Reading and rereading James Baldwin, and/or watching his famous debate with William F. Buckley, on YouTube.

Reading Rebecca Solnit, for example Hope in the Dark (and/or Men Explain Things to Me, for that matter), or re/reading Toni Morrison, or Ocean Vuong, or John Keats, along with so many other purveyors of truth and beauty.

Something my partner and I regularly do when he’s in town (ours is a long-distance relationship) is get a coffee to-go, then walk to Spy Pond and sit on a bench in the sun. Simple, right? But so nurturing. And healing. Occasionally, all of the benches are occupied, and one of us will ask the occupant if s/he would mind sharing. No one has turned us down yet, and generally a conversation ensues: Talking to strangers can also be a very good and positive thing to do.

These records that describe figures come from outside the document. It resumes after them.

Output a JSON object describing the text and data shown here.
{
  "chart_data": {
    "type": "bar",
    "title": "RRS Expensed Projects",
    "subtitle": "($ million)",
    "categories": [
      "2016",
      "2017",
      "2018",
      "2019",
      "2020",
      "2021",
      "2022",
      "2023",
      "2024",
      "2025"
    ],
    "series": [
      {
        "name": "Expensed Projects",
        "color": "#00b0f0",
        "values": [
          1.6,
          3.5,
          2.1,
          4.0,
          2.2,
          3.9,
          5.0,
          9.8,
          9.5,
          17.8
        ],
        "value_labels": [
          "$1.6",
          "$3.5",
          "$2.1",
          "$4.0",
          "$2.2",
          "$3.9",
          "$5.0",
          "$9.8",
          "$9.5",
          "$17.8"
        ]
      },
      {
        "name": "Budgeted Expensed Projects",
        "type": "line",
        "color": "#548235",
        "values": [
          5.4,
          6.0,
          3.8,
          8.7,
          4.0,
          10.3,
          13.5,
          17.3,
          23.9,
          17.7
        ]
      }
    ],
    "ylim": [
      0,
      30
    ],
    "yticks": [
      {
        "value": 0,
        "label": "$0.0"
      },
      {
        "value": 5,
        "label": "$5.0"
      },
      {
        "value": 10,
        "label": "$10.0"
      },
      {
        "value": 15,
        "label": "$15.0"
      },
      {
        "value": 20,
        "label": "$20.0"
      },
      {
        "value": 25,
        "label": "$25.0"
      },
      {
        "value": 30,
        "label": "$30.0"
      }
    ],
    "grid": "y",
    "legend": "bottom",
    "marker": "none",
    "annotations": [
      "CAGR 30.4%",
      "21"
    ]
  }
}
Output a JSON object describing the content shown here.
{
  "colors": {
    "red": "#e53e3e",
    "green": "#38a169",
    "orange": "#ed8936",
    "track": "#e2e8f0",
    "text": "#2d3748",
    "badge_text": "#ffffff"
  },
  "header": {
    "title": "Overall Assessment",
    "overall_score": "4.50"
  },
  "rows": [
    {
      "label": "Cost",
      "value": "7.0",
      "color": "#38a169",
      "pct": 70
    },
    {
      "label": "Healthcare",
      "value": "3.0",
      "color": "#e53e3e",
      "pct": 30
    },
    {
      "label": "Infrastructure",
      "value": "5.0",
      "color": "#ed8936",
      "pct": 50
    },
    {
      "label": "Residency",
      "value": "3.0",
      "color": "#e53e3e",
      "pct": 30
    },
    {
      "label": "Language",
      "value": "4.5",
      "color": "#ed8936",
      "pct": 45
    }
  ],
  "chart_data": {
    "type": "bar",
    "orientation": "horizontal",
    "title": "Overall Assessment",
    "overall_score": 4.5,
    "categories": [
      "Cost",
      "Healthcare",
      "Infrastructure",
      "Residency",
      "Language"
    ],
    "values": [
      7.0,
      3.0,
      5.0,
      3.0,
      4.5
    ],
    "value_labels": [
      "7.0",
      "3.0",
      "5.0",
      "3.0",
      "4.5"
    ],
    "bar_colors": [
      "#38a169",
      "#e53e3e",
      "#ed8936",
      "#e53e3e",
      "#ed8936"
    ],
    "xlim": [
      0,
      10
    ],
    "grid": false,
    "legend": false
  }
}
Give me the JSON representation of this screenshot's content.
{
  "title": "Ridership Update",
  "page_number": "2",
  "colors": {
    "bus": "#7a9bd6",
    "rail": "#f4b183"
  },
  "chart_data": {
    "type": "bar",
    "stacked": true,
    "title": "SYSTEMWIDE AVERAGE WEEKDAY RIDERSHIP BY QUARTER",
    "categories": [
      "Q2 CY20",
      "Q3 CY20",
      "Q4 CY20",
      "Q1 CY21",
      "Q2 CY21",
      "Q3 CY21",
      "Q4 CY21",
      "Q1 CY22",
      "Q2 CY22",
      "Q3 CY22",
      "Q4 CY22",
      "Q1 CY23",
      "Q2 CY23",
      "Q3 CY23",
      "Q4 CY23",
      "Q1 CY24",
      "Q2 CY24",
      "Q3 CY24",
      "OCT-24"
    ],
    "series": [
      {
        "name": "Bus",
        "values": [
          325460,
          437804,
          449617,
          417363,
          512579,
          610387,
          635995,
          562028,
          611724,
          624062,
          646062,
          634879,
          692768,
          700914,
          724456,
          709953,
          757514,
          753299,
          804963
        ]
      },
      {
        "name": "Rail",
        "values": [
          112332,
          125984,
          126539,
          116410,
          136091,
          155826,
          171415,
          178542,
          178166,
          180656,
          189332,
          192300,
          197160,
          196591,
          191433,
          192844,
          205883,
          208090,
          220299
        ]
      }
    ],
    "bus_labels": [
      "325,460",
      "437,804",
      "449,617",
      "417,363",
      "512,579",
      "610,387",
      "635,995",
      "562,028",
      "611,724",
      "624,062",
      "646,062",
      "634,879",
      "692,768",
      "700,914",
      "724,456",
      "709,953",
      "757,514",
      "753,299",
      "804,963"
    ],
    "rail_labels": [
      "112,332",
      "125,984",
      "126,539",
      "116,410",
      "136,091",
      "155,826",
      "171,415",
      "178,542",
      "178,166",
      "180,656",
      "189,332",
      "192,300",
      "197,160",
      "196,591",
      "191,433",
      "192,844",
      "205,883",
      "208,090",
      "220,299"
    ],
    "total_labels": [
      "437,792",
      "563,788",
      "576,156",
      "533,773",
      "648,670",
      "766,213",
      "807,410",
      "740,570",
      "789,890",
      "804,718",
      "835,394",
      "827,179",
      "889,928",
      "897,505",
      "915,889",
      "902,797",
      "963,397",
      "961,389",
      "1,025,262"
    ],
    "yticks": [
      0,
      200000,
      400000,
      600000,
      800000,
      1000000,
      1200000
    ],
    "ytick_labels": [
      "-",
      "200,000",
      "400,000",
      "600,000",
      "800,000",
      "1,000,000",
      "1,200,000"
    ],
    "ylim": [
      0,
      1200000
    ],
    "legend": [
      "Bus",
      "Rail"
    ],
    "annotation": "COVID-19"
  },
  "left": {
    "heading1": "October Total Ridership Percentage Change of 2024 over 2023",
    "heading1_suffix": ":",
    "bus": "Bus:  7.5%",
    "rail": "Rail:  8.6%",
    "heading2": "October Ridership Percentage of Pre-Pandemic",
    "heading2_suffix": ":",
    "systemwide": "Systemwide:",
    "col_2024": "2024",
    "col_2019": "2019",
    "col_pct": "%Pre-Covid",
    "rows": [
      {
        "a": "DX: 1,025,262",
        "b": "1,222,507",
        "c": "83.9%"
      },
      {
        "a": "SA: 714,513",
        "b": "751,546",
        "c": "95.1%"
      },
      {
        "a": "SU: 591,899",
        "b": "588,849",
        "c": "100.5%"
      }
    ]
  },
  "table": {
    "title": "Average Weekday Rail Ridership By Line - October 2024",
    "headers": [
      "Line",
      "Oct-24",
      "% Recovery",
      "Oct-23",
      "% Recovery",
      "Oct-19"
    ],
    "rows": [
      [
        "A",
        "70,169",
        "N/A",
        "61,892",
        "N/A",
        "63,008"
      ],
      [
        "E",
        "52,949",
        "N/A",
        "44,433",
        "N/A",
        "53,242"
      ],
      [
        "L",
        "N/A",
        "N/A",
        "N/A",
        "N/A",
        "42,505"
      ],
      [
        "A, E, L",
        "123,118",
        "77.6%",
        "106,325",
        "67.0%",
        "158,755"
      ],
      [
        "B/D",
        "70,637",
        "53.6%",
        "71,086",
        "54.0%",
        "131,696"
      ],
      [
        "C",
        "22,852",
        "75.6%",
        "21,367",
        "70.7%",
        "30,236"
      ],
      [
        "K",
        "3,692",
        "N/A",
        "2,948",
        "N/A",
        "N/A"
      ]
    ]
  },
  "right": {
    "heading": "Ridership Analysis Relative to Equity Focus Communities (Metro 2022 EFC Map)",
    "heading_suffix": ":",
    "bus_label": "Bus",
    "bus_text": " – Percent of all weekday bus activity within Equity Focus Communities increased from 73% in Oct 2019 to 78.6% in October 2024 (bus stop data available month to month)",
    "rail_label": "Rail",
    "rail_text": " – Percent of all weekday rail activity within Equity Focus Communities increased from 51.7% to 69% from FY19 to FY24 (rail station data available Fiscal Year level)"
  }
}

The ‘Virginia Woolf bench’ at Fresh Pond, Cambridge

This mention of pond and bench reminds me of another pond and bench: At the end of September, 1994, a red granite bench (the granite is from India) with an inscription from Virginia Woolf’s novel, Orlando, suddenly appeared—overnight—in a pine grove on a hill overlooking Fresh Pond, in Cambridge. The passage on the bench reads, in part:

“Indeed, she was falling asleep with their wet feathers on her face and her ear pressed to the ground when she heard, deep within, some hammer on an anvil, or was it a heart beating? Tick-tock, tick-tock, so it hammered, so it beat, the anvil, or the heart in the middle of the earth….”

Of course, Cambridge city officials immediately had to get to the bottom of how and why it was that this bench suddenly appeared, not to mention who had placed it there, and whether or not they should let it stay or if it had to go. One day later, an attorney came forward stating that she represented the donor of the bench (who wanted to remain anonymous), reassuring authorities that the donor had delivered the bench and that it wasn’t stolen or anything of that nature. City officials decided that the bench could stay, and it is still there today, twenty-five years later: I visited it this morning after writing a draft of this blog post.

At the time, some Cantabrigians referred to the sudden appearance and donation of the bench as “a random act of kindness” and “a senseless act of beauty”—both things that we need so much more of in this world; never more so than today, this moment.

I look forward to hearing what some of you are doing, the ways you’re living, now.


Robin Lippincott has been teaching in Spalding’s Master of Fine Arts in Writing Program since its inception in 2001. He has published six books, most recently, Blue Territory: A Meditation on the Life and Art of Joan Mitchell. He lives in the Boston area.